Cross disciplinary discussion is often abandoned because there is little agreement on what the problems are, what are the interesting questions are, and what are the appropriate methods and limits for scientific solutions to these problems. Yet it is often in the clash between different traditions that the best solutions are found. We therefore believe that a broader approach, which also involves clinicians, decision makers, and social scientists, is necessary to address difficult questions of how to measure, value, and compare health outcomes.

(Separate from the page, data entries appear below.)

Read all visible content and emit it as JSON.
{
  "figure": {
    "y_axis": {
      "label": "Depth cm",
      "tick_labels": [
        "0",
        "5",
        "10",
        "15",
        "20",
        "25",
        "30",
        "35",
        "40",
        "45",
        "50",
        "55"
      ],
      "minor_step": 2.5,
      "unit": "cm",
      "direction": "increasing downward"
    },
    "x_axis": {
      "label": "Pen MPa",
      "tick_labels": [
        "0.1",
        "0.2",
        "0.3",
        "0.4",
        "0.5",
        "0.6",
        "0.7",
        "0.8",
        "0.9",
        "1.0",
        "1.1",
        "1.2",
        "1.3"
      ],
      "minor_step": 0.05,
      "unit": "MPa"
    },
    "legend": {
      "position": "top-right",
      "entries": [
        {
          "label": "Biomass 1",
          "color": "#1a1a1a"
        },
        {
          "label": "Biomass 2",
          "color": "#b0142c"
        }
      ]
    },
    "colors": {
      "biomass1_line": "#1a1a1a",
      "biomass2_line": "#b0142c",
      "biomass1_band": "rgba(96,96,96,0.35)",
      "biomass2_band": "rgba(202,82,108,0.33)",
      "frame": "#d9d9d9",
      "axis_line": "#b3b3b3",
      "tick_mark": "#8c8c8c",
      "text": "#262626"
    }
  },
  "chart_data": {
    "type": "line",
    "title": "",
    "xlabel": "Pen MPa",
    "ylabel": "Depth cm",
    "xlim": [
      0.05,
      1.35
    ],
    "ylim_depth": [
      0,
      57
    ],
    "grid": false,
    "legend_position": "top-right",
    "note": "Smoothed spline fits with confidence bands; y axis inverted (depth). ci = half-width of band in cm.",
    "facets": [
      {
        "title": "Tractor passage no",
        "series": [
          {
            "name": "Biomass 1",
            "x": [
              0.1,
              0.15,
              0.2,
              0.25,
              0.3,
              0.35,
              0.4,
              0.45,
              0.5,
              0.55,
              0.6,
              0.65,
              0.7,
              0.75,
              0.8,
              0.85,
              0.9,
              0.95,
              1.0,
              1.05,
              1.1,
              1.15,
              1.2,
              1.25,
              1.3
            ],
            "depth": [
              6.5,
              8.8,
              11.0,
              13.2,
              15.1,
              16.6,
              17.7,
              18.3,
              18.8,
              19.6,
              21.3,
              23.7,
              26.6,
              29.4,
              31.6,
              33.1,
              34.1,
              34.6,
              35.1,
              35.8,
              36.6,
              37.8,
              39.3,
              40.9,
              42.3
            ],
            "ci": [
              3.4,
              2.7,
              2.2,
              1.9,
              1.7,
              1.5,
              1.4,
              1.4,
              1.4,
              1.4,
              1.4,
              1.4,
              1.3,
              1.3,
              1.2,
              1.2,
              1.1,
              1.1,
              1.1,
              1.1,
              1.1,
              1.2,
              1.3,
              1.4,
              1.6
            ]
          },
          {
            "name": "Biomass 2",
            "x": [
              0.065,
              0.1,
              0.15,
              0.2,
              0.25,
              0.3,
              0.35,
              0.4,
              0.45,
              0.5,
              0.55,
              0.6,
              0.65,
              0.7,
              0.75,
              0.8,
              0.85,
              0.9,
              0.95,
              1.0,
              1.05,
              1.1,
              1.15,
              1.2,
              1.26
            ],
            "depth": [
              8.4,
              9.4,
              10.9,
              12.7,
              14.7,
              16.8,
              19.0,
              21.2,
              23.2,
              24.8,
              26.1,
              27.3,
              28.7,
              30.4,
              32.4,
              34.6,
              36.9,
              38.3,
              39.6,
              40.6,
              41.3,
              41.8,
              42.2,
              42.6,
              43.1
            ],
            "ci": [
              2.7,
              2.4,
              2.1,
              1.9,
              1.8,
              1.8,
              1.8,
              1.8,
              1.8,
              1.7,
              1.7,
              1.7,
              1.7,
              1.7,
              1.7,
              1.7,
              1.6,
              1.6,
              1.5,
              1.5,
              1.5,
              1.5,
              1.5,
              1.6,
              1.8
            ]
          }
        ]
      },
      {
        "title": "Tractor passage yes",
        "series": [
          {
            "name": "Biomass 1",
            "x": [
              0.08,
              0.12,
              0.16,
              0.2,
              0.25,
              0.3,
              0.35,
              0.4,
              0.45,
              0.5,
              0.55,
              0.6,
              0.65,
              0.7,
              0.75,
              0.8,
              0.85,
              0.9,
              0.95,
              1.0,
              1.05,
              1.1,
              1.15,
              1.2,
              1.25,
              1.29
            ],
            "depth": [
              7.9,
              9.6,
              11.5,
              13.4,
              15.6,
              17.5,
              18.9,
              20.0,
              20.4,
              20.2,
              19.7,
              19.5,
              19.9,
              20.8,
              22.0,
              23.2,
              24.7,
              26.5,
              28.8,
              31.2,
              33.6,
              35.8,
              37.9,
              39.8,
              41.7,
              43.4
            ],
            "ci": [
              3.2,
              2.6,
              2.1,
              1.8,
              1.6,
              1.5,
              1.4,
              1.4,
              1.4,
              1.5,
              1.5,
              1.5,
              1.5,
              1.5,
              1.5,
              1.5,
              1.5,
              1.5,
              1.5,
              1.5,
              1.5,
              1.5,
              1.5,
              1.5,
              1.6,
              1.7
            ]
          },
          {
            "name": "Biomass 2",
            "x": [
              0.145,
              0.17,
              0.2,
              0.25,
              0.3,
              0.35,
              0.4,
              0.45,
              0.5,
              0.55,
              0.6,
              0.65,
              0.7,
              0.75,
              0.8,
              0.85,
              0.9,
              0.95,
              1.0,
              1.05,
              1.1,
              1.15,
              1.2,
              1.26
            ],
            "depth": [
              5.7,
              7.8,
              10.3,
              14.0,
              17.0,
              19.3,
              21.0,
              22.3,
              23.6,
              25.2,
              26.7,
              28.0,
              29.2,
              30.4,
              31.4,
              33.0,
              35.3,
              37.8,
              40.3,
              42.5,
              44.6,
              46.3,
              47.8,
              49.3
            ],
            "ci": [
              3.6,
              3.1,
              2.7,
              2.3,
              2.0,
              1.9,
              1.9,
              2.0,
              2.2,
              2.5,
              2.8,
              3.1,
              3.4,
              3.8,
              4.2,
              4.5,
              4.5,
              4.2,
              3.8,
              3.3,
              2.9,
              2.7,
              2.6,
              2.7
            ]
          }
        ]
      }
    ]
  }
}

In this paper we have discussed the validity of the assumptions underpinning what is presumably the best available method for assessing quality of life weightings for cost utility analysis—the time trade off method. We have identified four assumptions underpinning the method and discussed each of them. We argue that the assumptions are both unrealistic and inconsistent in real world conditions. We find a number of reasons for doubting that the average hypothetical sacrifice of lifetime in a diagnostic group is a valid measure of the average quality of life in that group. We conclude that we find no justification for using the results of the TTO as quality of life weightings in the construction of QALYs.
The field of health economics has contributed substantially to the topic of how to measure health for economic analysis. If the TTO is the best method available, however, our discussion bears upon the validity of the cost utility approach as such. We believe that there is now a need for new perspectives in a conceptual and normative debate about how best to compare the cost and effects of health interventions, and about how to strike the right balance between giving a true answer and giving one that is practical in use.